Qualitative Vs Quantitative Research – My First Marketing Survey Experience

What makes a good marketeer? Is it just about STP and the 4 Ps? Well, these concepts indeed form the crux of marketing, but one can’t do it without understanding customers. What sets apart a good marketeer from others is her or his ability to understand customers, their behaviour, attitude, fears, lifestyle, life stage, etc that influences their preferences.

It all started with my first marketing project. Having one of the best marketing faculties in our campus, this project was certainly not going to be a comfortable ride. Initially, we were asked to pick up a product category and two brands of our choice and to analyze their target segments and positioning strategies. I chose the television market with Samsung & Mi TV as brands to compare. We were handed over the task to survey at least 50 consumers and gather information in our best possible way. The best (or worst) part of this was we were not given any framework/format beforehand to design our survey. So a challenge here for me was to decide upon how I wanted my survey to be – how many questions to include, type of questions to add, should it be more descriptive or just MCQs & rating on a few parameters and so on.
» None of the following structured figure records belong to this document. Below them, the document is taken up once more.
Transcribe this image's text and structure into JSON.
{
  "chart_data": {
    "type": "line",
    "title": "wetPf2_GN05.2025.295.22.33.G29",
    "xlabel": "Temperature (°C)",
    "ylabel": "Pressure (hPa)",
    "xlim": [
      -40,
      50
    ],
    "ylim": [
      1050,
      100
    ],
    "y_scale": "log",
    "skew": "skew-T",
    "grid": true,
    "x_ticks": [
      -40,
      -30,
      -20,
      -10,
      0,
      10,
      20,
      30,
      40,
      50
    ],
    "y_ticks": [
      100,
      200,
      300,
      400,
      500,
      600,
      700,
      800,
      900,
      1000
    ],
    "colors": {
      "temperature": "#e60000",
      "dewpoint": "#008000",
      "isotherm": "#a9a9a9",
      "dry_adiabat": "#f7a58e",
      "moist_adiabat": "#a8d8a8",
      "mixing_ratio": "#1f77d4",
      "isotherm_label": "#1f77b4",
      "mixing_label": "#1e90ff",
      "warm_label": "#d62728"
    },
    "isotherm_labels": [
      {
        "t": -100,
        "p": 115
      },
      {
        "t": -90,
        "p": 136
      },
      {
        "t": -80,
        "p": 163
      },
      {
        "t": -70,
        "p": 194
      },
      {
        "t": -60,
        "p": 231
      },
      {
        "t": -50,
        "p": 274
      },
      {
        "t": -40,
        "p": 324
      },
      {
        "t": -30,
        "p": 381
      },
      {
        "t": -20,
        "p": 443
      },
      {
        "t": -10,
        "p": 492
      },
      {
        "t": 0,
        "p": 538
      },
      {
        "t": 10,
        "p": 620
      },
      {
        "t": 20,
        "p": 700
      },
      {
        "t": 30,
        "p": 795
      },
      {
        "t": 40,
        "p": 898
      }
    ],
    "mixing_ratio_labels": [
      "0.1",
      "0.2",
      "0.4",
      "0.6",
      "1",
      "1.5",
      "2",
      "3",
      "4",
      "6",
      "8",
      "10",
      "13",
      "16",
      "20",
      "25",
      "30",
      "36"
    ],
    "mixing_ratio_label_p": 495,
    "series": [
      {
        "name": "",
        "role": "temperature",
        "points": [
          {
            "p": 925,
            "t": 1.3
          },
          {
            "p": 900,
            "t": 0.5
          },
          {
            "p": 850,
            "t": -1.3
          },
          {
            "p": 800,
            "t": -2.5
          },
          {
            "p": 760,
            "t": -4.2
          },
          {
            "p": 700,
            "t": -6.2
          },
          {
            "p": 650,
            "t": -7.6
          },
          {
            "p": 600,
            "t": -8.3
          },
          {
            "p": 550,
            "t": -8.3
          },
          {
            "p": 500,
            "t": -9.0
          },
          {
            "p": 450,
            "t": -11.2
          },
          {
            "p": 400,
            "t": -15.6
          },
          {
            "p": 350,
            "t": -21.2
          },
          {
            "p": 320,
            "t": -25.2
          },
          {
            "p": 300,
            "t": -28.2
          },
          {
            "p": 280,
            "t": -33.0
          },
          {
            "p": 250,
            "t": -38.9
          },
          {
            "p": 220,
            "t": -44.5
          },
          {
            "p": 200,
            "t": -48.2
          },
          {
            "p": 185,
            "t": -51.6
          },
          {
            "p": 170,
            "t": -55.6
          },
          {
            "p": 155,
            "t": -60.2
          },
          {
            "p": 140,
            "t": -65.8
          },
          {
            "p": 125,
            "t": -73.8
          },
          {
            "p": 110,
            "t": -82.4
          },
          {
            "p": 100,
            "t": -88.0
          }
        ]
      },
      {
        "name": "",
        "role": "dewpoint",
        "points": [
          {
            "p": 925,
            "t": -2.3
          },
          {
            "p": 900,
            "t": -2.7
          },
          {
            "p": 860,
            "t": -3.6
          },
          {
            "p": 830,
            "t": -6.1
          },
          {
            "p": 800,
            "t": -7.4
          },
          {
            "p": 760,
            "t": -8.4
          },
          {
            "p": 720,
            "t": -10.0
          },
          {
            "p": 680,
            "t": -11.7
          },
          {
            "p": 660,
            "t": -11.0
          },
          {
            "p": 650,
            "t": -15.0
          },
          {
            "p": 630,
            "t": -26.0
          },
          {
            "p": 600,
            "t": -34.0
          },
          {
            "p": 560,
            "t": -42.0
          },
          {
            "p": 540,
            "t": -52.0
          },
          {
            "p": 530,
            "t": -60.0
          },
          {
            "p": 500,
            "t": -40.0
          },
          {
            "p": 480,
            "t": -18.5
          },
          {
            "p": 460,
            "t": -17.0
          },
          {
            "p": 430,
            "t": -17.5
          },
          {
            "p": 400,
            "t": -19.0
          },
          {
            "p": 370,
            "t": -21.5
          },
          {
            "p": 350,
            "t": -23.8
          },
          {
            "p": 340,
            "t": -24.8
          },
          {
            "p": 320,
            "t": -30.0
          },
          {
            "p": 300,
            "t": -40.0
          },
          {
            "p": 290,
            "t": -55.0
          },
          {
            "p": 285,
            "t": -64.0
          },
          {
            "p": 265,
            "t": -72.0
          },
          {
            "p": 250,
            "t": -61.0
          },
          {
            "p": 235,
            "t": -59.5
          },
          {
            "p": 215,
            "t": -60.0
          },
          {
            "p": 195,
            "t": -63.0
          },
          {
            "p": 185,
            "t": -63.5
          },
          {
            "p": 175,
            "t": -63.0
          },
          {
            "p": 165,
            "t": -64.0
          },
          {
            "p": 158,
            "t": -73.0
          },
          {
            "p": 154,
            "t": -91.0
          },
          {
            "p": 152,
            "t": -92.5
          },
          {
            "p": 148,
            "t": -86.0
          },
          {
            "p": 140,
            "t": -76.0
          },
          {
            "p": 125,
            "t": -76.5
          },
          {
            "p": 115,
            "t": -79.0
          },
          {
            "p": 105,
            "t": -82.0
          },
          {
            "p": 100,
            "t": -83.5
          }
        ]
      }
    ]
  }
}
This dilemma of quantitative vs. qualitative research was sorted only once I got some exposure to the ground level reality. I spoke to around 50 random strangers in Shillong and got to know their feedback on the current television brands. I realized that not all of my questions or rather the options provided for answers to those questions made sense. The consumers had numerous experiences to share, however not all of that was captured through my survey. For example, there was a question on what do you most often watch on TV, and the options were – movies, sports, general entertainment, etc. After speaking to few consumers (especially some teenagers), I got to know that they primarily used television for gaming, i.e. integrating their TV screens with PS or Xbox and enhancing their gaming experience. Their choice of brands depended more on the refresh rates of TVs which lowers the input lag while playing. It made me realize that I could include this option for the question and gauge the percentage of consumers interested in buying television just for gaming purpose.

So something that I took back from this experience when it comes to qualitative vs. quantitative research was this – Quantitative research helps one to see the bigger picture, to quantify all the data so that one can use it for further statistics and other data analysis models while Qualitative data is more descriptive, it helps to gain an understanding of underlying reasons, opinions, and motivations, it provides insights into the problem or helps to develop ideas or hypotheses for potential quantitative research.

Thus the methodology that a marketer can take is to start his investigation by including subjective inquiries, making note of every last detail caught in it and then planning quantitative research in light of that. This would guarantee that the marketer is estimating pertinent information which can add to the insights into customers’ perspective.